We're used to thinking of that fight as a sustained worldwide
effort to get the perpetrators and would-be perpetrator off the
street. This is an important preoccupation, and we will
never lose sight of it.
But places
that combine desperate social and economic circumstances with
a failure of
government to police its own territory can often
provide nurturing environments for terrorist groups, and for insurgents
and criminals. The failure of governments to control their own
territory creates potential power vacuums that open opportunities
for those who hate.
- We count
approximately 50 countries that have such "stateless
zones." In half of these, terrorist groups are thriving. Al-QA`ida
and extremists like the Taliban, operating in the Afghanistan-Pakistan
border area, are well known examples.
As the war
on terrorism progresses, terrorists will be driven from their
safe havens
to seek new hideouts where they can undertake
training, planning, and staging without interference from government
authorities. The prime candidates for new "no man's lands" are
remote, rugged regions where central governments have no consistent
reach and where socioeconomic problems are rife.
Many factors
play into the struggle to eradicate stateless zones and dry up
the wellsprings
of disaffection.
- Population
trends. More than half of the Middle East's population
is under the age of 22. "Youth bulges," or excessive numbers
of unemployed young people, are historical markers for increased
risk of political violence and recruitment into radical causes.
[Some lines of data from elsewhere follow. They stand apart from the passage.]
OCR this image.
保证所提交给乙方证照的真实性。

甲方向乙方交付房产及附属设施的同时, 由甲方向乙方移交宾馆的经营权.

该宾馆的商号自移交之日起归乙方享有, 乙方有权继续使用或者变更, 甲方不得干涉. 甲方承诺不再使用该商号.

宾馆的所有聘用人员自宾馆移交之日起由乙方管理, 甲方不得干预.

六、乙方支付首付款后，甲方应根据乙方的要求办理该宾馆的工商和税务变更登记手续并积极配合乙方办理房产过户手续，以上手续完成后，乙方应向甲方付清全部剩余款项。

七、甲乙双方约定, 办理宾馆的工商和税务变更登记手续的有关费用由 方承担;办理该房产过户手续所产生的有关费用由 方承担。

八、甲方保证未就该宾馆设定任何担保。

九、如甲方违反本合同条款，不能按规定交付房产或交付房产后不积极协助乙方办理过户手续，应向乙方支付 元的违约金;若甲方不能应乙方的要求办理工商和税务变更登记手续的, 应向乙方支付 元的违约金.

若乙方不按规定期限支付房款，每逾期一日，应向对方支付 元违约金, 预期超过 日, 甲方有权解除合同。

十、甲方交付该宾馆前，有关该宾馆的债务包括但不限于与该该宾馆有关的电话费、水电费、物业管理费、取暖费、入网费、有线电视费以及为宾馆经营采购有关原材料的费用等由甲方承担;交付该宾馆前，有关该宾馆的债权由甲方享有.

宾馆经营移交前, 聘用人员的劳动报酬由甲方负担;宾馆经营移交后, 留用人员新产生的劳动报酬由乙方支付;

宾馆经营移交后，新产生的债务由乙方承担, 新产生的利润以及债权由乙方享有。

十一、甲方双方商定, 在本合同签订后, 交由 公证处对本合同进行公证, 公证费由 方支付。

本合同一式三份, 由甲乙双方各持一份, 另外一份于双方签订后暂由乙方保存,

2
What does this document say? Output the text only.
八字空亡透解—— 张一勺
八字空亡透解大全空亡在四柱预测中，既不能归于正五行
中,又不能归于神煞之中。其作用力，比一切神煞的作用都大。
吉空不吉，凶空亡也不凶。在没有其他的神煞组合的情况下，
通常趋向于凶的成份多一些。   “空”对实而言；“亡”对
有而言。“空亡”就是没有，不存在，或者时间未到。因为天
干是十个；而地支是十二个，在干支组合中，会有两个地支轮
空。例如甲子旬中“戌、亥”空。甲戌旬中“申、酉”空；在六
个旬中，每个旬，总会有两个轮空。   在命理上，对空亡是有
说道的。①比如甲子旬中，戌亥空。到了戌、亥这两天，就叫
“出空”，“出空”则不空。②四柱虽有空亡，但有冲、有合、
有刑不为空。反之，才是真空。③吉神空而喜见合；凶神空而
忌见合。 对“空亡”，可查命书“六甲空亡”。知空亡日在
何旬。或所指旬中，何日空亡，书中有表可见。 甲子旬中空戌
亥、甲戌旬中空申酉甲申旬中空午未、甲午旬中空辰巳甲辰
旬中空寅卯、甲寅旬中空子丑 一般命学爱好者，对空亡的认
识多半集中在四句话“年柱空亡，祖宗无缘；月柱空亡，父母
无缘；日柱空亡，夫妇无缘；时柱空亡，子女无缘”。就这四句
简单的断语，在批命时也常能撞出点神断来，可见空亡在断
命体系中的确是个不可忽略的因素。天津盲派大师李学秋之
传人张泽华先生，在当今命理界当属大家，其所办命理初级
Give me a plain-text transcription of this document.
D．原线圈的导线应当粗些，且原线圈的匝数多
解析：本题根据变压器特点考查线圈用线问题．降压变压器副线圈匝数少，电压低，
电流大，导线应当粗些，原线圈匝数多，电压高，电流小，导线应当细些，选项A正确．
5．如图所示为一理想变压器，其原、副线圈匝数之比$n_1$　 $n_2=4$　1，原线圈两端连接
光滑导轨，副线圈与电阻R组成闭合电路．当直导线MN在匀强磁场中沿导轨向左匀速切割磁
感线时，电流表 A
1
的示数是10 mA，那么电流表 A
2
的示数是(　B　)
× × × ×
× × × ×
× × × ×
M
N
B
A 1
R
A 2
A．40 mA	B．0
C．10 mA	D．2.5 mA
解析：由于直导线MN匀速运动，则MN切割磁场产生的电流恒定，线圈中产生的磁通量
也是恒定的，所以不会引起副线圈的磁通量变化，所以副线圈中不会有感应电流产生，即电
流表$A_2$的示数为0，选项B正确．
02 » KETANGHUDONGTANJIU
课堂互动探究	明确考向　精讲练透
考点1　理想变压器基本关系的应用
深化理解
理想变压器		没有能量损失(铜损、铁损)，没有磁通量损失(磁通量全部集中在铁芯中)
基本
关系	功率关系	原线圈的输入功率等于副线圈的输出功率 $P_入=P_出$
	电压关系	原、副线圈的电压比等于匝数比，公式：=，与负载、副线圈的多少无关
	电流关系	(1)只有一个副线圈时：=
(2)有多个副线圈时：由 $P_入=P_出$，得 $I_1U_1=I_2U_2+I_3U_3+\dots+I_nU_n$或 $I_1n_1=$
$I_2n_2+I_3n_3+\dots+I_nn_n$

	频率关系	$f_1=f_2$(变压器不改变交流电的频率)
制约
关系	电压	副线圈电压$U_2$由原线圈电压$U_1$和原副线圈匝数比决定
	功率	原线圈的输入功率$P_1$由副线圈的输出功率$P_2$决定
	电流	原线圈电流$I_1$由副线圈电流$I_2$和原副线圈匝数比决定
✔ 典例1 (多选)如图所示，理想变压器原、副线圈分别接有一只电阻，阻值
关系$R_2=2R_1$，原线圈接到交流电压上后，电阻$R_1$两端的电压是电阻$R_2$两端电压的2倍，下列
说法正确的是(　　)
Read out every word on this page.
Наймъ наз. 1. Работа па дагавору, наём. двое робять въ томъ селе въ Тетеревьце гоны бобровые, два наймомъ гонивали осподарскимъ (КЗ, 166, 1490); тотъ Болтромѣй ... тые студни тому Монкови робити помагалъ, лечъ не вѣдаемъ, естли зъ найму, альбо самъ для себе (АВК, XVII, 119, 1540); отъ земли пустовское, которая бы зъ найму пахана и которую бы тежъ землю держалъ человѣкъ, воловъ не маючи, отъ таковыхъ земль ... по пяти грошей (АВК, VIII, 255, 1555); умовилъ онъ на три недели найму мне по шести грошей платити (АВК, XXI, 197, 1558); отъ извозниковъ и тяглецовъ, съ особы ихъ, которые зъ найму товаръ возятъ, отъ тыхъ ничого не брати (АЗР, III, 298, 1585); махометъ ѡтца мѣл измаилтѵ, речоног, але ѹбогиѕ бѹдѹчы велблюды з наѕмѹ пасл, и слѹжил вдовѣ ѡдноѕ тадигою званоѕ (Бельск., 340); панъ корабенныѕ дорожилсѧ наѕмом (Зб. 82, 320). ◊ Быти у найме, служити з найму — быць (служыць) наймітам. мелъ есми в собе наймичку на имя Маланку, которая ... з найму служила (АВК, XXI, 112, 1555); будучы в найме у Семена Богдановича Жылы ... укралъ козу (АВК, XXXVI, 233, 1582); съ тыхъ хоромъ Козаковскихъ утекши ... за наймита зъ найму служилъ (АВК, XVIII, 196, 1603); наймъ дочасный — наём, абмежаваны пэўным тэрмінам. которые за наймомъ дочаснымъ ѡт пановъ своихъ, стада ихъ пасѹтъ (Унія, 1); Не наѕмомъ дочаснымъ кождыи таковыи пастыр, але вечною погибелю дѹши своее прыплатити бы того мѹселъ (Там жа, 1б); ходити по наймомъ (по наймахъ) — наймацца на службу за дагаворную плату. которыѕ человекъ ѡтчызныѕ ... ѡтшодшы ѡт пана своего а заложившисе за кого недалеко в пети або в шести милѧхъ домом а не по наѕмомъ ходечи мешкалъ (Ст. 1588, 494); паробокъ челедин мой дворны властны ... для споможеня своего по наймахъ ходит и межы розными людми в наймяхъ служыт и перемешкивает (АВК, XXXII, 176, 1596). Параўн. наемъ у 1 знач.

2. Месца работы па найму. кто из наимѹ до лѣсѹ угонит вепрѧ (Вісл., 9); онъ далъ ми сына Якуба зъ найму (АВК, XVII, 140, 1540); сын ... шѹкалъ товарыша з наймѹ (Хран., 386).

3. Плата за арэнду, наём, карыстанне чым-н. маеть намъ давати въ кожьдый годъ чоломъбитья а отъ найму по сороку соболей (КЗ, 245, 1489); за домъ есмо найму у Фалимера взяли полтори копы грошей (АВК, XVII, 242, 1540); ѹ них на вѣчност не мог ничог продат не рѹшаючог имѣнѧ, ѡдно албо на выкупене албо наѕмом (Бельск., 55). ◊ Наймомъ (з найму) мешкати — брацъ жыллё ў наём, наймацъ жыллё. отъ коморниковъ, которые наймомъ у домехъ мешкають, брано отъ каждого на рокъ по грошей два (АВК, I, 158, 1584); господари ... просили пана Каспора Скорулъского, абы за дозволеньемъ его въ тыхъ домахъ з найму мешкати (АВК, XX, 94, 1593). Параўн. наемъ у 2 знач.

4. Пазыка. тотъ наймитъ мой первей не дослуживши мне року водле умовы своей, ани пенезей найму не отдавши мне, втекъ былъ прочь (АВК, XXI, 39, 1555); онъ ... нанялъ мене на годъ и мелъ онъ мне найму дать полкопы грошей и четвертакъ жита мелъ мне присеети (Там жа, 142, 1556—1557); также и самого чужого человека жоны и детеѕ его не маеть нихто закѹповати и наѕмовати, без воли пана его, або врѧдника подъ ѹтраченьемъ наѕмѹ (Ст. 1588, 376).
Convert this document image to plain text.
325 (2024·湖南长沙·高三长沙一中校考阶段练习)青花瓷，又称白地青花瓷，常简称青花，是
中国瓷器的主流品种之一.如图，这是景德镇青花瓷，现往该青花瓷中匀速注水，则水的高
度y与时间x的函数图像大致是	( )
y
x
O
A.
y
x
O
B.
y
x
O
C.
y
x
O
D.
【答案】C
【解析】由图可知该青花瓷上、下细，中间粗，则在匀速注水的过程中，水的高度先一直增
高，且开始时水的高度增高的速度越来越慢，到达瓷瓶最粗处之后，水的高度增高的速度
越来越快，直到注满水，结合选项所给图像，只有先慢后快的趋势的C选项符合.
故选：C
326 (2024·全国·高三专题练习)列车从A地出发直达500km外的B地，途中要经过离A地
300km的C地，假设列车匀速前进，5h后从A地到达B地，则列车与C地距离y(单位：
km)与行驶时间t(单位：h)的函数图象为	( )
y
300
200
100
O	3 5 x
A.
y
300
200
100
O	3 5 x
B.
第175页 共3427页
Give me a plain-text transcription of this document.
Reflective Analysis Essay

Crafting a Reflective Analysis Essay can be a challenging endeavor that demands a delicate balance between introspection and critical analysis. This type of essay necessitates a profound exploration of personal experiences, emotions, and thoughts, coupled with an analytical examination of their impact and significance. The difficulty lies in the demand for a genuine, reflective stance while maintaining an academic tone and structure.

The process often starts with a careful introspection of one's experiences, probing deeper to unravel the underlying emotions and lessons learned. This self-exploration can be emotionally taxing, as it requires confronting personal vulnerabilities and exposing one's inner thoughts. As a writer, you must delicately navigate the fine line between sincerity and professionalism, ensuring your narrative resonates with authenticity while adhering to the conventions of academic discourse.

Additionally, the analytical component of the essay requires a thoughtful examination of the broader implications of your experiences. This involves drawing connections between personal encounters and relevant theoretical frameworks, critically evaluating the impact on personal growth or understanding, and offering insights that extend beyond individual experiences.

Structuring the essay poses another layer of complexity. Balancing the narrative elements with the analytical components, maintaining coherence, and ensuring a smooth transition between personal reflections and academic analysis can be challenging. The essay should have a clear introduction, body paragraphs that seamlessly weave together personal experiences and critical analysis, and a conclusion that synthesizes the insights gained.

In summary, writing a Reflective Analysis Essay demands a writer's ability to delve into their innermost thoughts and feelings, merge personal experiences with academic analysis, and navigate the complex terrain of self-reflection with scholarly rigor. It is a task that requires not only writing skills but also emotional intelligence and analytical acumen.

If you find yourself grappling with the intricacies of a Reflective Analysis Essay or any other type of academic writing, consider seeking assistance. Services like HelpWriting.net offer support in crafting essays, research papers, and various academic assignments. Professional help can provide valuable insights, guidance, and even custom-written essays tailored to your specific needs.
The
disproportionate rise of young age cohorts will be particularly
pronounced in Iraq, followed by Syria, Kuwait, Iran and Saudi
Arabia.
- Infectious
disease. The HIV/AIDS pandemic remains a global
humanitarian crisis that also endangers social and political
stability. Although Africa currently has the greatest number
of HIV/AIDS casesmore than 29 million infectedthe
disease is spreading rapidly. Last year, I warned about rising
infection rates in Russia, China, India, and the Caribbean. But
the virus is also gaining a foothold in the Middle East and North
Africa, where governments may be lulled into overconfidence by
the protective effects of social and cultural conservatism.
- Humanitarian
need. Need will again outpace international pledges
for assistance. Sub-Saharan Africa and such conflict-ravaged
places like Chechnya, Tajikistan, and the Palestinian Occupied
Territories will compete for aid against assistance to Iraq and
Afghanistan. Only 40 percent of UN funding requirements for
2003 had been met for the five most needy countries in Africa.
- Food insecurity. More
than 840 million people are undernourished worldwide, a number
that had fallen in the first half of the
1990s but in now on the increase. USDA estimates the food aid
needed to meet annual recommended minimum nutrition levels at
almost 18 million metric tons, far above the recent average of
11 million tons donated per annum.
And I'll take this opportunity to remind you, Mr. Chairman, of
the continued threat the global narcotics industry poses to the
United States.
- As evident by the doubling of the Afghan opium crop in 2003,
the narcotics industry is capable of moving quickly to take advantage
of opportunities presented by the absence of effective government
authority.
- Although the linkages between the drug trade and terrorism
are generally limited on a global basis, trafficking organizations
in Afghanistan and Colombia pose significant threats to stability
in these countries and constitute an important source of funding
for terrorist activity by local groups.
- This combination of flexibility and ability to undermine effective
governmental institutions means that dealing with the narcotics
challenge requires a truly global response.
And that, Mr.
Chairman, concludes my formal remarks. I welcome
any questions or comments you and the members may have for me.